Under a Labour government, he will say, all private companies with more than 250 employees would be forced to set up the funds to give workers a stake and more say over how the firm is run.

The changes would be introduced in law within the first year of a Labour administration led by Jeremy Corbyn.

Addressing union delegates in Manchester, Mr McDonnell will say: “Labour’s programme of workplace reform will restore the balance between employer and worker with a significant extension of trade union rights, modernising corporate governance structures and extending the opportunity for employees to share collectively in the benefits of ownership of their company.

“Labour’s common sense approach will forge a new workplace environment best suited to meeting the challenges of Britain’s ongoing low productivity and the emerging fourth industrial revolution.”

Mr McDonnell will claim the Conservative government has taken employment rights back to a level not seen since the Great Depression of the 1930s.

“The role of Conservative governments throughout history has been to restrict and restrain the rights and influence of workers to maximise the profits of the companies that so generously fund their party,” he is expected to say. “It’s a straight quid pro quo.

“The Conservatives try to dress it up as securing some form of balance of power between workers and employers, but few today can argue that the balance hasn’t been overwhelmingly tipped against workers.”

He will add: “Cumulative legislative assaults on trade union freedoms have seriously weakened the ability of trade unions to negotiate effectively on behalf of their members.
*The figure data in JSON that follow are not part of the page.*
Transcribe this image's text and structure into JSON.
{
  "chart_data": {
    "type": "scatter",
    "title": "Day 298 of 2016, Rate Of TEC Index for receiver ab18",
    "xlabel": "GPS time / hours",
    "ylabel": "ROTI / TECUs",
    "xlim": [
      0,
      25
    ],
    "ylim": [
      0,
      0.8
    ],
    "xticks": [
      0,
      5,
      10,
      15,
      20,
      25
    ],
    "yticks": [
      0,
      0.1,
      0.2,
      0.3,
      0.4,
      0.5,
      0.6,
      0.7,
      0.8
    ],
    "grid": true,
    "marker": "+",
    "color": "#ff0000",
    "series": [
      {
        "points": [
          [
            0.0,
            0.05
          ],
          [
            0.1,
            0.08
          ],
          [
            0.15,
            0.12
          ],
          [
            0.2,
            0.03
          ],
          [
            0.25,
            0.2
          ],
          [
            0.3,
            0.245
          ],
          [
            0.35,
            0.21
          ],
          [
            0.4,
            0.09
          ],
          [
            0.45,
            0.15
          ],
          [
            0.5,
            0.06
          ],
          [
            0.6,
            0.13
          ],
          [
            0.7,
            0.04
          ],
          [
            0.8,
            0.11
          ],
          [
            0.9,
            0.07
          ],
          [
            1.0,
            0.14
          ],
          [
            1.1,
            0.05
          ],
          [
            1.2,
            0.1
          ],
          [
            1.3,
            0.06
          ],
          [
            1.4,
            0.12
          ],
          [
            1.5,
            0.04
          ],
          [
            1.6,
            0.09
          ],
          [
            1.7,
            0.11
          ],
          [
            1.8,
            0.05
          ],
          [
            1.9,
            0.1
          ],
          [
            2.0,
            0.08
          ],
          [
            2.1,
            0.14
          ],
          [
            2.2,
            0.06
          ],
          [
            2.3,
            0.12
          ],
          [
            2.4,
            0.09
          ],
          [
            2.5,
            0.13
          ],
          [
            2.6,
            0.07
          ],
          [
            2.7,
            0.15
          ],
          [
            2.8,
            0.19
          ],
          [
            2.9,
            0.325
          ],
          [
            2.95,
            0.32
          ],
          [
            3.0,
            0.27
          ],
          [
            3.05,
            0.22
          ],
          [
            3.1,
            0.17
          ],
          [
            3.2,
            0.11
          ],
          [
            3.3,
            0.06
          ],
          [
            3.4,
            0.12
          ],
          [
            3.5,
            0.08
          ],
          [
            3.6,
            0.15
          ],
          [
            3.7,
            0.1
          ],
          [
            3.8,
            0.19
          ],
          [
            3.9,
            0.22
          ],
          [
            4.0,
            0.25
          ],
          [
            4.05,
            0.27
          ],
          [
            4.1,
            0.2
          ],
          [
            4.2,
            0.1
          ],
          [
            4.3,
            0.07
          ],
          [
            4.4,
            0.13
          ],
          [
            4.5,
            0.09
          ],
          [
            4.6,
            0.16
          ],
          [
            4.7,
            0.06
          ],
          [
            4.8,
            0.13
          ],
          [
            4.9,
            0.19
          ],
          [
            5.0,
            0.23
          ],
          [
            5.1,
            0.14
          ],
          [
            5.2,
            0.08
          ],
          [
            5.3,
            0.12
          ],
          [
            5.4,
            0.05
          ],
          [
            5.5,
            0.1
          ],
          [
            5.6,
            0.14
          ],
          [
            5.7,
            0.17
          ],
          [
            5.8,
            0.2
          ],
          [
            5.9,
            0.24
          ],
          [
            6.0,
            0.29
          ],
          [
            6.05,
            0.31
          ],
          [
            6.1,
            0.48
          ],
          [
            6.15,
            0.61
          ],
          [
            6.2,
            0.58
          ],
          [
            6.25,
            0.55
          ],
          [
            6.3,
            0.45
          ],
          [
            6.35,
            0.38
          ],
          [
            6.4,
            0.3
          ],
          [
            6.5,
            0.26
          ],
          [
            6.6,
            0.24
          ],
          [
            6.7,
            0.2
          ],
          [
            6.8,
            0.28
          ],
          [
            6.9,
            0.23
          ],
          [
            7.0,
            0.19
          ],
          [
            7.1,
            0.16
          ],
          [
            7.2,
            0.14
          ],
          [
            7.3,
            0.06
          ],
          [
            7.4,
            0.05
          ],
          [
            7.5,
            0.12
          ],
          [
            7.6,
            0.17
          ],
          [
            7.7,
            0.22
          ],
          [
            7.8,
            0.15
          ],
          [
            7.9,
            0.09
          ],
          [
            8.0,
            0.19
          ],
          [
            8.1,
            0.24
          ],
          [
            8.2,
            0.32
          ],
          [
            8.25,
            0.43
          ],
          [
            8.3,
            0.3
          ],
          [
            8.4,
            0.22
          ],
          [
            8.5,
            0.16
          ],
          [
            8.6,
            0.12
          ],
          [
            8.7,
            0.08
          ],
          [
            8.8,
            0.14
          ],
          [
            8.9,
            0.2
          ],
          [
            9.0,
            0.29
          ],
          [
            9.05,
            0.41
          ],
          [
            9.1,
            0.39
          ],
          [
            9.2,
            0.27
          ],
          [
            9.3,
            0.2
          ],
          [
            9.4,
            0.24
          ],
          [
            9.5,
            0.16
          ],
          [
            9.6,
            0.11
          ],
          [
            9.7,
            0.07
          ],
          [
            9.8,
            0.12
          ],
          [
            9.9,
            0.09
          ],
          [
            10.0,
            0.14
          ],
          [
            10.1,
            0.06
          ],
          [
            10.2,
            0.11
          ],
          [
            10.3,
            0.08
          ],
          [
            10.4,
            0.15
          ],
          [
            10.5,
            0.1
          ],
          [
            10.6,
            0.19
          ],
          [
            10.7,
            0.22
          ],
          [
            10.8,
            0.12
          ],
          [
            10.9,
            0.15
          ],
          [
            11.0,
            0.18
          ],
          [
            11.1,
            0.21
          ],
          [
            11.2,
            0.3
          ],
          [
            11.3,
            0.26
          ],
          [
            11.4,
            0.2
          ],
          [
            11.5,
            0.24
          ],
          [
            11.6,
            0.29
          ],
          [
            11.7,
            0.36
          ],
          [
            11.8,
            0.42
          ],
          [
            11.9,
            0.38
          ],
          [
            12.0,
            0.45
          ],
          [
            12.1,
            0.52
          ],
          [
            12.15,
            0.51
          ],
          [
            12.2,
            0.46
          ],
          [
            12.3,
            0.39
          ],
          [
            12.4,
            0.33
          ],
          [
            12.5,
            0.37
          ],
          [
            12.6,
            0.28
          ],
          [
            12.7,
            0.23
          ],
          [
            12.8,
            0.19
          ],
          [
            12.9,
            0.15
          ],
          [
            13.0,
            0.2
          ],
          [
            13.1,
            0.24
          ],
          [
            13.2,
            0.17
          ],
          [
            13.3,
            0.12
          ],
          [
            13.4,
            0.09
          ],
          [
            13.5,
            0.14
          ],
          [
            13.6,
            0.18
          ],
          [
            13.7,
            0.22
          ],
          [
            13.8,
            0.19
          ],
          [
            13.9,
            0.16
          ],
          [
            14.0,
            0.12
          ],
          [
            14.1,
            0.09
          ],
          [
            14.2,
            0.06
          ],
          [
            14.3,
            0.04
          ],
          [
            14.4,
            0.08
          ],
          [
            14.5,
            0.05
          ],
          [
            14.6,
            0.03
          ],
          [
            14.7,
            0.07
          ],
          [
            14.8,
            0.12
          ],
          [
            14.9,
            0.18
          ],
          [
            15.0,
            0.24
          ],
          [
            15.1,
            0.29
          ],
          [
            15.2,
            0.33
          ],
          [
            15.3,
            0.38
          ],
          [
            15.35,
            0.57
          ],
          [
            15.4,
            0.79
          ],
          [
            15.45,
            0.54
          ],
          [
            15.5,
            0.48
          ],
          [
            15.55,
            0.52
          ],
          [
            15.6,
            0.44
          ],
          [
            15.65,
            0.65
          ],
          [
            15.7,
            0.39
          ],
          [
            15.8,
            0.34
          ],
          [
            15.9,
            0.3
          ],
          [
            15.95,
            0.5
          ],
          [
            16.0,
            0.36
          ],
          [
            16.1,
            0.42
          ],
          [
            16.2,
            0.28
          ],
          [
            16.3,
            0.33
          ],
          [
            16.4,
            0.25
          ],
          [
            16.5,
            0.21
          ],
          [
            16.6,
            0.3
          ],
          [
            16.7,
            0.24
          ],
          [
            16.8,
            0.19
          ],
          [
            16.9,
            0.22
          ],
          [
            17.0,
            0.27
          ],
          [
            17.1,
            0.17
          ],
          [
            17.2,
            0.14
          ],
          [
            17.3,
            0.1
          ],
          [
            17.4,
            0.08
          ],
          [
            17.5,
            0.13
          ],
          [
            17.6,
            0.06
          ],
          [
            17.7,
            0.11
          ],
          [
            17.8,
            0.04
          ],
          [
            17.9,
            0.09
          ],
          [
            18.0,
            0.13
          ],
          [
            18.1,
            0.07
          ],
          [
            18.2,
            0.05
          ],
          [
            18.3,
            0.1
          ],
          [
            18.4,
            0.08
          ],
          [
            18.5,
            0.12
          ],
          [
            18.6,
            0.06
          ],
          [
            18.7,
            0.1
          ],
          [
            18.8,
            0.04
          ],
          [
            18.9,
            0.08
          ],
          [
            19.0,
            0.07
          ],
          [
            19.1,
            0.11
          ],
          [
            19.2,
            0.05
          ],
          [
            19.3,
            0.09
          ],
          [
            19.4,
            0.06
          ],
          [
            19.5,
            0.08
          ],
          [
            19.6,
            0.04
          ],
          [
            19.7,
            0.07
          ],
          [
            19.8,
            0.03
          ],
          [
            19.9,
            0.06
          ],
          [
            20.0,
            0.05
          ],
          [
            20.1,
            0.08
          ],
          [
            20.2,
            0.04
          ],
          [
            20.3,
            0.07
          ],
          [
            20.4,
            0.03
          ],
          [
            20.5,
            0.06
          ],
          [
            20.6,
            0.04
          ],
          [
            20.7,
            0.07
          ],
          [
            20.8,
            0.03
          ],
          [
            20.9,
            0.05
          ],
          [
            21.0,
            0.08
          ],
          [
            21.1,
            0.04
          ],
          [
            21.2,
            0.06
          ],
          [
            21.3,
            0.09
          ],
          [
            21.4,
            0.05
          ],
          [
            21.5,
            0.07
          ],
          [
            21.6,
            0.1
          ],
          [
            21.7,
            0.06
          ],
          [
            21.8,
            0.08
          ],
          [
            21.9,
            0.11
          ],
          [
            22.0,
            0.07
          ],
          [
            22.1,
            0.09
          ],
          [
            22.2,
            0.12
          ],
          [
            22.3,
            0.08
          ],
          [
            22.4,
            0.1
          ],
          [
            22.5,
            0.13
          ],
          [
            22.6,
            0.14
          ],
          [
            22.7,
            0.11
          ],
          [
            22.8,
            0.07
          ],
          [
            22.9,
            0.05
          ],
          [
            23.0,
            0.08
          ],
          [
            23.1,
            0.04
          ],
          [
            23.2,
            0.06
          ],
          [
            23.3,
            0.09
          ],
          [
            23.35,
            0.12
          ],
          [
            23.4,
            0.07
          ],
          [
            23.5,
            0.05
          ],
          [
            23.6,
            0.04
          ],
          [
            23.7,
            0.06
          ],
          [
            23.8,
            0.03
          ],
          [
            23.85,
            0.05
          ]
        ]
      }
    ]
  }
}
The result is that for the first time shareholders now take a greater share of national income than workers.

“The massive growth in zero hours contracts and the gig economy have produced a workplace environment of insecurity not seen since the 1930s. The decline of collective bargaining has meant that workers also now have little say over the key decisions taken by their employers over the future of their companies.

Philip Hammond, the chancellor, dismissed Labour’s plans.

“This is Labour’s record on workers: the last Labour government left over half a million more people out of work and every Labour government leaving office with unemployment higher than when it started,” he said.

“Under the Conservatives, there are over 3 million more people in work with the security of a regular pay packet, unemployment is at an all time low and the lowest paid have seen the fastest rise in pay for 20 years thanks to our introduction of the national living wage.”